Listing the parts that were salvageable was easier than listing the things that were broken: The chrome wheels. The left-front fender and driver’s door and window. The grille and headlights. The P-O-N-T-I-A-C between the tail lights. The rear bumper. The engine and transmission.

The rest of it was crushed. Even the back seat and the dashboard showed the effects of the crash.

Man, that’s tragic. Oh, I found a picture online of a similar, green, 1969 Firebird. Here’s what it might have looked like before the crash:

firebird

Grant Hamilton

  3 Responses to “Firetruck stops, drops and rolls — right on top of classic Firebird”

  1. Painful.

  2. I personally don’t understand dropping that much money on a car, but I cringed the entire time I read this.

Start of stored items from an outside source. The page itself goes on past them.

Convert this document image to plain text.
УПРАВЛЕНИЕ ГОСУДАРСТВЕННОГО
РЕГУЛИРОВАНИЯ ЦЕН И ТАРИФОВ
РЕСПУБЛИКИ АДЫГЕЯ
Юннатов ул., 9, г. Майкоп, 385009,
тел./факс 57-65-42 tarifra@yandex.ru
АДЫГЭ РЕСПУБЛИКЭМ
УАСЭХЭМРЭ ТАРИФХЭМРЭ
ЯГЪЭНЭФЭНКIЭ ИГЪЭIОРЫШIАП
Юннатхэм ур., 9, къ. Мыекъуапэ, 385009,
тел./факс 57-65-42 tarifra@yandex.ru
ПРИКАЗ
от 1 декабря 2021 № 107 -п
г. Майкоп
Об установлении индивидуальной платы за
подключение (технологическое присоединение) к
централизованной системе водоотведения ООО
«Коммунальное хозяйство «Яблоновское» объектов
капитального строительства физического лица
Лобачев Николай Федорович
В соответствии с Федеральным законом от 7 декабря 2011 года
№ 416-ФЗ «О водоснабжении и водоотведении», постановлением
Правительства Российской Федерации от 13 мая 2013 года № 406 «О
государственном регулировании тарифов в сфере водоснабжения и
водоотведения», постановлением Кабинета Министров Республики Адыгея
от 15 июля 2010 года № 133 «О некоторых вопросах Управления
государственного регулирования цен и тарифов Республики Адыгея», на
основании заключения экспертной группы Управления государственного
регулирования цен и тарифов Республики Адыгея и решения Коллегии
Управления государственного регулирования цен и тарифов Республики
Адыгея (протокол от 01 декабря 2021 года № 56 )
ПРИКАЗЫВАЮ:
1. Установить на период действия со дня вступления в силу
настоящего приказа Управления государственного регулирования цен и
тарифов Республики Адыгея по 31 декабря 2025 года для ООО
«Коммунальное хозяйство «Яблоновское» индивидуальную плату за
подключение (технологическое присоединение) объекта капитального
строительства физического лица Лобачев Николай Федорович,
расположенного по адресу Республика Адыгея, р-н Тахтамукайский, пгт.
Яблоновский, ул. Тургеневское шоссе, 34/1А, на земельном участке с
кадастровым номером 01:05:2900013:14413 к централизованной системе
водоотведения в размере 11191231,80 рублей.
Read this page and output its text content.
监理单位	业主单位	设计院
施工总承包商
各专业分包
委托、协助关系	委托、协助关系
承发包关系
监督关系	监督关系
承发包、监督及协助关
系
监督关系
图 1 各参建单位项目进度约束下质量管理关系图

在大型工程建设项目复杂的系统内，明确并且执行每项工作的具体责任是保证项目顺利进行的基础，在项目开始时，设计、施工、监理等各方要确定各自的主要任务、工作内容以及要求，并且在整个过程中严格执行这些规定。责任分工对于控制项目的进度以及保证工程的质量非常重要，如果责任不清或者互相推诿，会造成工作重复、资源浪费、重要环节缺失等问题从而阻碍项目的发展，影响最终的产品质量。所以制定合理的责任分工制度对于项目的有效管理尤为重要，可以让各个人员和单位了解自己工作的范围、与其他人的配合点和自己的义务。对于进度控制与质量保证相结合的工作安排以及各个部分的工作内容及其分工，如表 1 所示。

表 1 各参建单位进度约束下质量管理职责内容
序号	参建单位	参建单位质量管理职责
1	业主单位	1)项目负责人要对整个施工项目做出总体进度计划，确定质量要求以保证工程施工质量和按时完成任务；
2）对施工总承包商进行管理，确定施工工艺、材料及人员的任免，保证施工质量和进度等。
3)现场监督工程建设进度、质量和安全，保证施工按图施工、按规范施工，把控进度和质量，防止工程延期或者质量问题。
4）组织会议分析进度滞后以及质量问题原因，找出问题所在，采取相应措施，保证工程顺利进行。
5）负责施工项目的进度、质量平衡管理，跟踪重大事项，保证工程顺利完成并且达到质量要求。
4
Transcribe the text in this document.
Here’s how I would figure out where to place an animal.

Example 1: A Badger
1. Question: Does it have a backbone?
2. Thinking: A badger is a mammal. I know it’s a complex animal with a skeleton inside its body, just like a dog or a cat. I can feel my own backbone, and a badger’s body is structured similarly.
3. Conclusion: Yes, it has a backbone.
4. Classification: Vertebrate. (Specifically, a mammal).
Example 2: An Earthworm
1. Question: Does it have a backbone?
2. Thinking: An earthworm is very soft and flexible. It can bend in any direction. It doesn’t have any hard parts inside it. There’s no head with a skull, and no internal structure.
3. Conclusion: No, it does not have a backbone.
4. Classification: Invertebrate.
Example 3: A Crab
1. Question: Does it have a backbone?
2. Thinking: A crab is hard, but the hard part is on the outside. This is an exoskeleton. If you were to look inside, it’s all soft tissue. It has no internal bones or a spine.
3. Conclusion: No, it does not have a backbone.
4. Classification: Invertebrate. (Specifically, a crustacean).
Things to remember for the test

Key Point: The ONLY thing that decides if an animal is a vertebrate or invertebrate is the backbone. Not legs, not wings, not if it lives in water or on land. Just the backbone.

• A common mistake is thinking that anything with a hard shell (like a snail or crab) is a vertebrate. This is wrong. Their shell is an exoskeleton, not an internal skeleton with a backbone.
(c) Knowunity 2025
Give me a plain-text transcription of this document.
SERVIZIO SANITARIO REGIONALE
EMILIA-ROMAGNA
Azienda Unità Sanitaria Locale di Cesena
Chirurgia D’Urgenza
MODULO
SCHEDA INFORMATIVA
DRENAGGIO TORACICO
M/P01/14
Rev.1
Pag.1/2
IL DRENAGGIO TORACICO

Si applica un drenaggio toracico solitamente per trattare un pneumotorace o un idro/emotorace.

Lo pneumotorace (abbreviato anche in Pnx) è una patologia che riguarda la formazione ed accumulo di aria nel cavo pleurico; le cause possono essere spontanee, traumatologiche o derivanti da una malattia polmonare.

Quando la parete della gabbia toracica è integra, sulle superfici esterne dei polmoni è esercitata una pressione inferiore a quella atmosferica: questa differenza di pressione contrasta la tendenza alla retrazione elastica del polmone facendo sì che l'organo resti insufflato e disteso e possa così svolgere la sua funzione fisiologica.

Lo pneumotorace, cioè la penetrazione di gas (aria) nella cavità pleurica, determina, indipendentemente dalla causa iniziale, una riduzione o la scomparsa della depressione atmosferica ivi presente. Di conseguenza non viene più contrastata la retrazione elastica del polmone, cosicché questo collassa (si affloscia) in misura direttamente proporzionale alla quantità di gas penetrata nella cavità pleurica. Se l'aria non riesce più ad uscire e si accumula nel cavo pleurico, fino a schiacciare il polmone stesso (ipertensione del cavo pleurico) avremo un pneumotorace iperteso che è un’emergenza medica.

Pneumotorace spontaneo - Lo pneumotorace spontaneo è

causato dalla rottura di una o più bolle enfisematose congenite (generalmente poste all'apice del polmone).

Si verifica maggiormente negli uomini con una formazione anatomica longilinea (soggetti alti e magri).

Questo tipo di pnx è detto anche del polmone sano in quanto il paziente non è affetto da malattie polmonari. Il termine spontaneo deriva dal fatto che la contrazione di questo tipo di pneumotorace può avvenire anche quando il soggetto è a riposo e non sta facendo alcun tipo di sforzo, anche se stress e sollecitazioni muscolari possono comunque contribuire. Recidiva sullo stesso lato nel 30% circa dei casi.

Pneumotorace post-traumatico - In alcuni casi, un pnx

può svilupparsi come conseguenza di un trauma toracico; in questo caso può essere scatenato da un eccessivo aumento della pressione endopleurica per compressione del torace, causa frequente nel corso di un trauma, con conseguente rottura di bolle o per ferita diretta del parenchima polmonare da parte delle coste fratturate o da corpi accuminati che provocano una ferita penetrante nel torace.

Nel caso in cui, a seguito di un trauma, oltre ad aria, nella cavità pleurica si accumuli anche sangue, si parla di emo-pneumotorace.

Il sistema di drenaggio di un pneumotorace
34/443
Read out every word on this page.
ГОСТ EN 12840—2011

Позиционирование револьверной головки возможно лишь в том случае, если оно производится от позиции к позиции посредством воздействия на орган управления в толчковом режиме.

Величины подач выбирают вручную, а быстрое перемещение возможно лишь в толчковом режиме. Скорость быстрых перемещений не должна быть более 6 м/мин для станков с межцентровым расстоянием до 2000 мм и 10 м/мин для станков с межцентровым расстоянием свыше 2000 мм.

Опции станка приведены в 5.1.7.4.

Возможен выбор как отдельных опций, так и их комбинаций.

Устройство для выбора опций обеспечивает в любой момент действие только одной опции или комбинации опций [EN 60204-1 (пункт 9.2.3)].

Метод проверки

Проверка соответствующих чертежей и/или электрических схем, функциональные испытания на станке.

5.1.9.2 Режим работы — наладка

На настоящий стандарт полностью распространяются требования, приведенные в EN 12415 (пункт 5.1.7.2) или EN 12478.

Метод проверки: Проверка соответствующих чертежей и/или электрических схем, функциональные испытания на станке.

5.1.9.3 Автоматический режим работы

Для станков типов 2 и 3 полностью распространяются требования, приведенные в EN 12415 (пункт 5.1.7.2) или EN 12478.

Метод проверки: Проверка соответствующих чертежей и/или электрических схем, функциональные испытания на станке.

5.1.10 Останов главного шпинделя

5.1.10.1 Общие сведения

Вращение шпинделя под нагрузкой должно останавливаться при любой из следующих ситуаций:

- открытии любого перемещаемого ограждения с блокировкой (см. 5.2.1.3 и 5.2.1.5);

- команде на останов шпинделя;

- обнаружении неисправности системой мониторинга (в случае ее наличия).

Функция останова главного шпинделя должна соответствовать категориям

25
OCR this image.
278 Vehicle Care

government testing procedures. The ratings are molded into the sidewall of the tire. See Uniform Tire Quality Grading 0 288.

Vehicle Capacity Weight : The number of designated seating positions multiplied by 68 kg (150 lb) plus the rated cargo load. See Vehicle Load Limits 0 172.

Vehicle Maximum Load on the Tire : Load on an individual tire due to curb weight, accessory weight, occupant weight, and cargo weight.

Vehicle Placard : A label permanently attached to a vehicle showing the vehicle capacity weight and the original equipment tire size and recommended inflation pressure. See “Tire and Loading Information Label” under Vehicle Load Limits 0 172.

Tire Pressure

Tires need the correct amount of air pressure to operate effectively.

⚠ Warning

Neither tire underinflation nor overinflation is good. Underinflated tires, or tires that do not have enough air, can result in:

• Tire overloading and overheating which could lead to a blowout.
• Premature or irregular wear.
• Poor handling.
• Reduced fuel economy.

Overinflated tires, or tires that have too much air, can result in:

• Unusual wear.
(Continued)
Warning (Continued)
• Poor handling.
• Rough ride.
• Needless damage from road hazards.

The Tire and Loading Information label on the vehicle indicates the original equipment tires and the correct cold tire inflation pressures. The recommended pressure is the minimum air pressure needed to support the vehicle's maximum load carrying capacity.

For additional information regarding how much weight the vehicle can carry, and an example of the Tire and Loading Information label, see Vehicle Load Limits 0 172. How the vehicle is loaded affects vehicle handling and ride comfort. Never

  3. I agree — it’s kind of a shocking number at first. But then I started thinking about it. He paid $1,200 for it in 1980 (great deal, by the way) and estimates $40,000 since then. But that’s $40,000 spread over nearly thirty years, so he’s only spending like $1,200 a year on it, every year.

    Heck, I wish I spent that little on my car!

    Now, he could be low-balling the number because he doesn’t want to believe that he’s actually spent closer to $60,000 or even $80,000 on it over the years, but even $80,000 over thirty years is only $225 a month. Pretty sweet car payment on a real classic.